Aim: We aimed to understand how biogeographical processes and moisture niche ecology contributed to the spatio-temporal diversification dynamics in the land snail genus Vertigo. Location: Global (North America, Europe, Asia, Africa). Time Period: Cenozoic era. Major Taxa Studied: Minute terrestrial snails of the genus Vertigo. Methods: We reconstructed a time-calibrated phylogeny of 94 Vertigo taxa (similar to 85% of all known extant species) based on mitochondrial and nuclear DNA data. Leveraging this phylogeny with distributional and ecological data from >7000 populations, we performed biogeographic and ecological modelling to investigate evolutionary mechanisms of global Vertigo diversification.
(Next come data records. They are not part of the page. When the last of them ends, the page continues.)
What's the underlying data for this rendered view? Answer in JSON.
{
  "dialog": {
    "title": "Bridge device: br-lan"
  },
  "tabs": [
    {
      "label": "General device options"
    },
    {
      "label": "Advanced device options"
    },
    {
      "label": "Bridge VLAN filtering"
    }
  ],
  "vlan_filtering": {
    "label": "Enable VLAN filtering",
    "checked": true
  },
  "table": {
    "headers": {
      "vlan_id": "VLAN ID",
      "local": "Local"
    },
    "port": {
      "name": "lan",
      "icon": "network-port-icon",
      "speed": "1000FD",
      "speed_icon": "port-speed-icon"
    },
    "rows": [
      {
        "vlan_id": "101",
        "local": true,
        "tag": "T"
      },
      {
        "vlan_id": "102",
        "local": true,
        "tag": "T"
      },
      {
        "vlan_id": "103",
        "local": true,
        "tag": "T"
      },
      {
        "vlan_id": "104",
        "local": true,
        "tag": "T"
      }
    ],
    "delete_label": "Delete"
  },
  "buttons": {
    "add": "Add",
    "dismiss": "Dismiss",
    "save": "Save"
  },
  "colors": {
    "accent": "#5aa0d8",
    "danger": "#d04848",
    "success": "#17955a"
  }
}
Results: Vertigo has diversified since the Early Eocene, ca. 47.6 Ma (95% HPD = 46.0-52.7), with its six subgenera originating from the Late Eocene (30.2-48.7 Ma) to the Early Miocene (13.3-23.0 Ma). Species diversity accumulated linearly, with a slight increase 35-30 and 25-20 Ma, coinciding with the emergence of most subgenera and northern hemisphere cooling, respectively. Biogeographic modelling indicated that most diversification events occurred in sympatry (no range modification), but that rare founder events drove global diversification. Soil moisture conditions, a major variable defining Vertigo niches, displayed significant phylogenetic signal, but varied less among subgenera relative to within. Shifts in biogeographical ranges and moisture niches (or the absence thereof) were significantly associated at macroevolutionary scales, with most niche shifts upon sympatric cladogenesis and hardly any upon founder-event speciation. Main Conclusions: Our results indicate that ecological shifts in soil moisture niches occasionally drove cladogenesis in sympatry and anagenetic range extensions, but that long-distance dispersal was mainly successful in the absence of such shifts. A combination of neutral (founder events and drift) and selective mechanisms (adaptive habitat shifts) has determined the macroevolutionary success of Vertigo. Our results imply that species with high niche fidelity or fewer opportunities for long-distance dispersal will be more vulnerable to future anthropogenic stressors.